Edito. Les mots ont-ils un sexe ?
Voilà une proposition de loi qui me paraît dénuée de toute arrière-pensée politicienne. Celle déposée par une soixantaine de députés LREM et LR, qui vise à̀ interdire l’écriture inclusive dans les documents administratifs; quoique j’aurais souhaité que ces honorables représentants du peuple aient eu le courage d’aller jusqu’au bout pour interdire totalement cette orthographe.
Il faut savoir que dans toute société, il y a deux types d’individus dangereux pour le vivre ensemble ; les extrémistes de tous bords, ceux du conservatisme, dogmatistes et autres salafistes de la pensée et les autres et ceux qui se situent à l’autre extrémité, pour qui toute normalité est digne de méfiance, alors tout ce qui appartient au monde d’hier doit être revu selon les standards en vigueur aujourd’hui.
La haine des premiers vise les écarts de pensée des uns et des autres, l’intolérance des seconds traque les moindres écarts de langue, de pensée pour en faire un cheval de bataille qui mobilisera les réseaux sociaux jusqu’à satiété.
La bataille pour l’écriture inclusive est commode parce qu’elle épouse l’ère du temps, à l’heure où les femmes dénoncent (à juste titre d’ailleurs, là n’est pas le problème) les harceleurs et autres violeurs en série par MeToo interposé, certains se sont vus investis de la noble mission de dénoncer le viol de la langue durant des siècles par machos interposés.

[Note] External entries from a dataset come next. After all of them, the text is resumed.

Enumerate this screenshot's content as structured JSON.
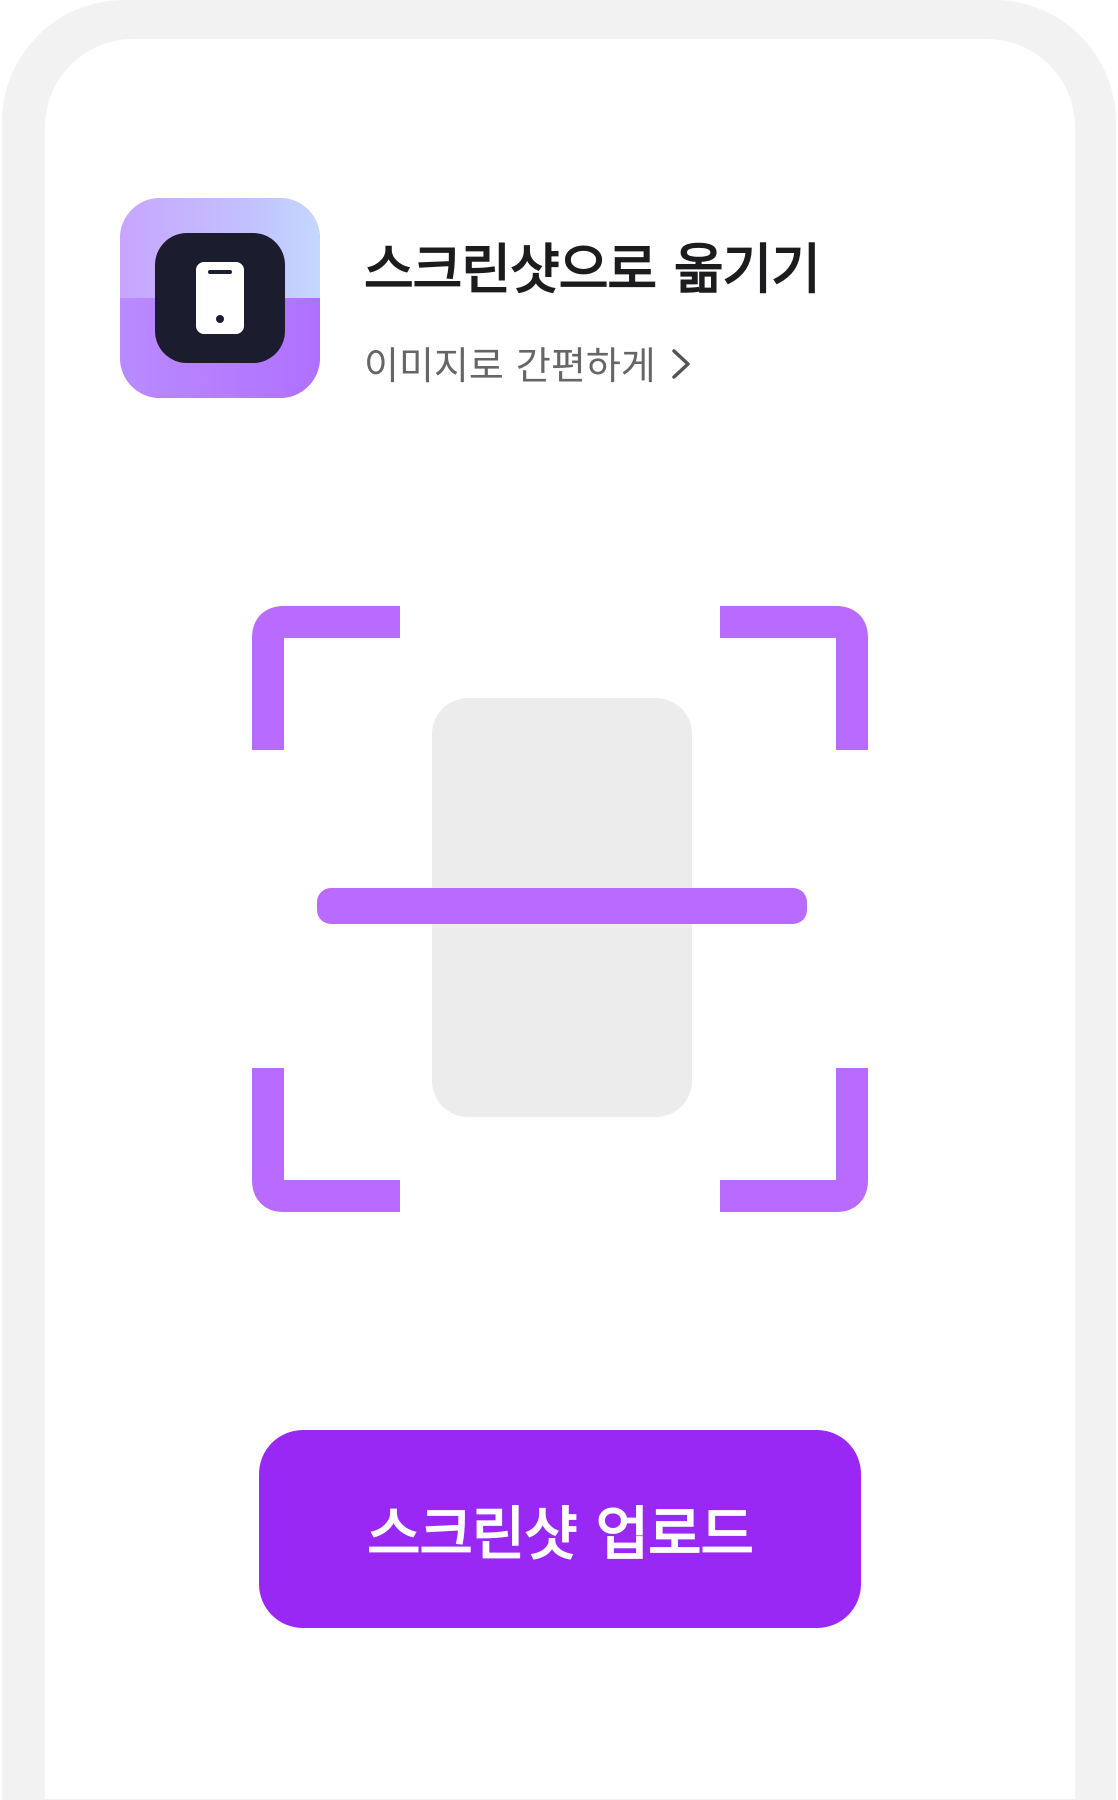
{
  "header": {
    "title": "스크린샷으로 옮기기",
    "subtitle": "이미지로 간편하게",
    "app_icon": "phone-icon",
    "link_icon": "chevron-right-icon"
  },
  "scanner": {
    "frame_icon": "scan-frame-icon",
    "accent_color": "#b96bff",
    "placeholder_color": "#ececec"
  },
  "actions": {
    "upload_label": "스크린샷 업로드",
    "button_color": "#9a28f5"
  }
}
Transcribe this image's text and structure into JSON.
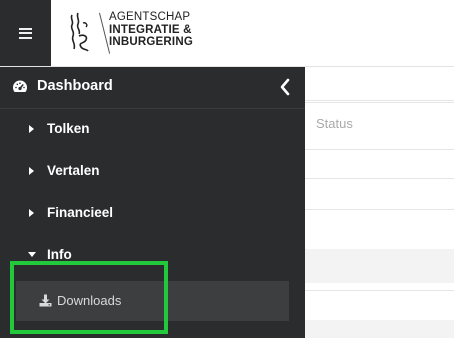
{
  "header": {
    "menu_icon": "hamburger-icon",
    "logo": {
      "line1": "AGENTSCHAP",
      "line2": "INTEGRATIE &",
      "line3": "INBURGERING"
    }
  },
  "background": {
    "status_label": "Status"
  },
  "sidebar": {
    "dashboard": {
      "label": "Dashboard",
      "icon": "dashboard-gauge-icon",
      "collapse_icon": "chevron-left-icon"
    },
    "items": [
      {
        "label": "Tolken",
        "icon": "caret-right-icon",
        "expanded": false
      },
      {
        "label": "Vertalen",
        "icon": "caret-right-icon",
        "expanded": false
      },
      {
        "label": "Financieel",
        "icon": "caret-right-icon",
        "expanded": false
      },
      {
        "label": "Info",
        "icon": "caret-down-icon",
        "expanded": true
      }
    ],
    "info_children": [
      {
        "label": "Downloads",
        "icon": "download-icon"
      }
    ]
  },
  "colors": {
    "sidebar_bg": "#2b2c2e",
    "selected_item_bg": "#3d3e40",
    "highlight": "#22c93a"
  }
}
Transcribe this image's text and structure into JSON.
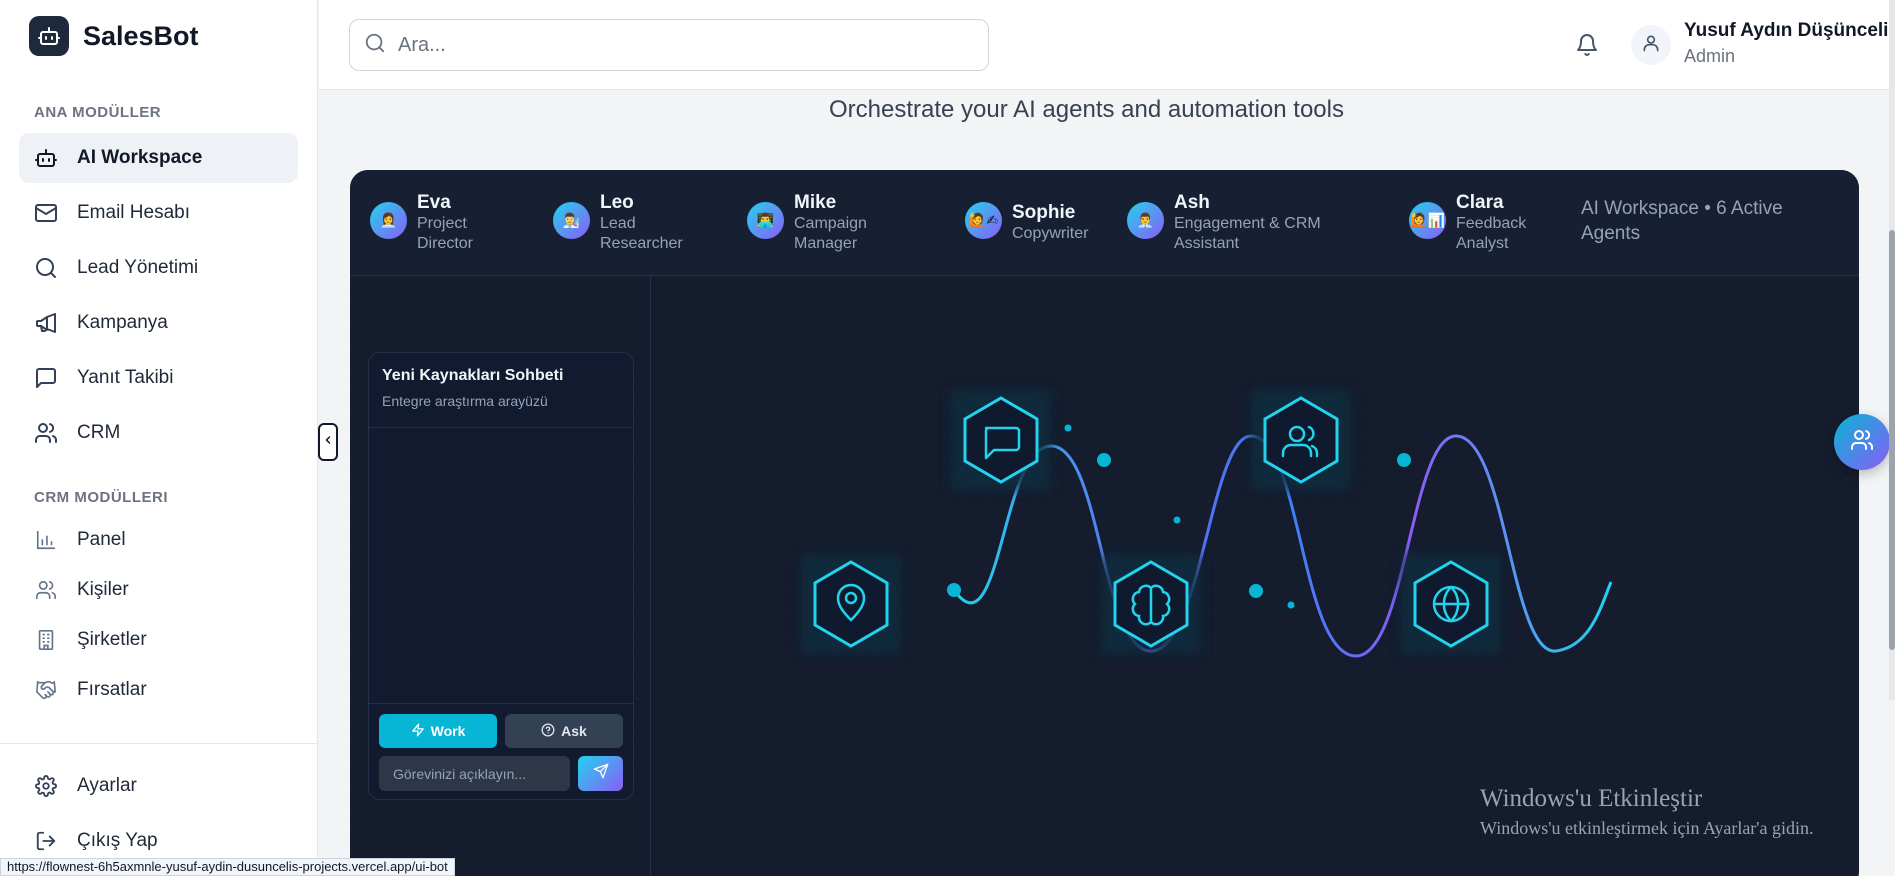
{
  "brand": {
    "name": "SalesBot"
  },
  "sidebar": {
    "section_main": "ANA MODÜLLER",
    "main_items": [
      {
        "label": "AI Workspace",
        "icon": "bot-icon",
        "active": true
      },
      {
        "label": "Email Hesabı",
        "icon": "mail-icon"
      },
      {
        "label": "Lead Yönetimi",
        "icon": "search-icon"
      },
      {
        "label": "Kampanya",
        "icon": "megaphone-icon"
      },
      {
        "label": "Yanıt Takibi",
        "icon": "message-icon"
      },
      {
        "label": "CRM",
        "icon": "users-icon"
      }
    ],
    "section_crm": "CRM MODÜLLERI",
    "crm_items": [
      {
        "label": "Panel",
        "icon": "bar-chart-icon"
      },
      {
        "label": "Kişiler",
        "icon": "users-icon"
      },
      {
        "label": "Şirketler",
        "icon": "building-icon"
      },
      {
        "label": "Fırsatlar",
        "icon": "handshake-icon"
      }
    ],
    "footer_items": [
      {
        "label": "Ayarlar",
        "icon": "gear-icon"
      },
      {
        "label": "Çıkış Yap",
        "icon": "logout-icon"
      }
    ]
  },
  "header": {
    "search_placeholder": "Ara...",
    "user_name": "Yusuf Aydın Düşünceli",
    "user_role": "Admin"
  },
  "main": {
    "subtitle": "Orchestrate your AI agents and automation tools"
  },
  "workspace": {
    "agents": [
      {
        "name": "Eva",
        "role": "Project Director",
        "emoji": "👩‍💼"
      },
      {
        "name": "Leo",
        "role": "Lead Researcher",
        "emoji": "👨‍🔬"
      },
      {
        "name": "Mike",
        "role": "Campaign Manager",
        "emoji": "👨‍💻"
      },
      {
        "name": "Sophie",
        "role": "Copywriter",
        "emoji": "🙋✍"
      },
      {
        "name": "Ash",
        "role": "Engagement & CRM Assistant",
        "emoji": "👨‍💼"
      },
      {
        "name": "Clara",
        "role": "Feedback Analyst",
        "emoji": "🙋📊"
      }
    ],
    "status": "AI Workspace • 6 Active Agents",
    "chat": {
      "title": "Yeni Kaynakları Sohbeti",
      "subtitle": "Entegre araştırma arayüzü",
      "work_label": "Work",
      "ask_label": "Ask",
      "input_placeholder": "Görevinizi açıklayın..."
    },
    "flow_nodes": [
      "location-icon",
      "message-icon",
      "brain-icon",
      "users-icon",
      "globe-icon"
    ],
    "accent_colors": {
      "cyan": "#22d3ee",
      "purple": "#8b5cf6"
    }
  },
  "watermark": {
    "title": "Windows'u Etkinleştir",
    "subtitle": "Windows'u etkinleştirmek için Ayarlar'a gidin."
  },
  "status_url": "https://flownest-6h5axmnle-yusuf-aydin-dusuncelis-projects.vercel.app/ui-bot"
}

Des machos trop longtemps impunis, maniant une graphie, qui transpire la domination du masculin sur le féminin exprimée par un langage, qui a toujours refusé de « visibiliser les femmes ».
L’écriture inclusive, avatar idéologique plus que théorie linguistique aurait sa place dans les étals de l’histoire au même titre que le Dadaïsme si elle ne recelait pas un grand danger pour l’avenir de la langue française et pour l’avenir tout court de nombreuses générations à venir.
On ne le fera pas dire deux fois, à ces enseignants qui s’inquiètent des difficultés supplémentaires créées à des élèves déjà̀ bien brouillés avec l’orthographe, on tiendra gré à l’Académie française qui qualifie l’usage de ces « cher.e.s étudiant.e.s ou cher.e.s collaborateur.e.s » de « confusion qui confine à̀ l’illisibilité ».
L’écriture inclusive est pourtant du meilleur chic pour bon nombre de membres d’une élite selon le dernier chic porté par une idéologie importée outre-Atlantique.
Si le combat pour l’égalité entre les femmes et les hommes est noble, l’idéologie n’a rien à voir dans l’usage des langues qui appartiennent à un patrimoine littéraire commun à tous. Y compris à nous autres, Maghrébins qui avons fait de la langue française notre seconde langue.
En témoigne ce bel hommage de Stéphane Hessel qui pensait que « Devenir français et choisir de devenir français. C’est quand même quelque chose qui vous donne une responsabilité à l’égard de cette culture, de ce pays de tout ce que ce pays vous apporte, vous en faites votre richesse. C’est la raison pour laquelle je suis très attaché à ce que cette belle langue française garde sa présence dans le monde ».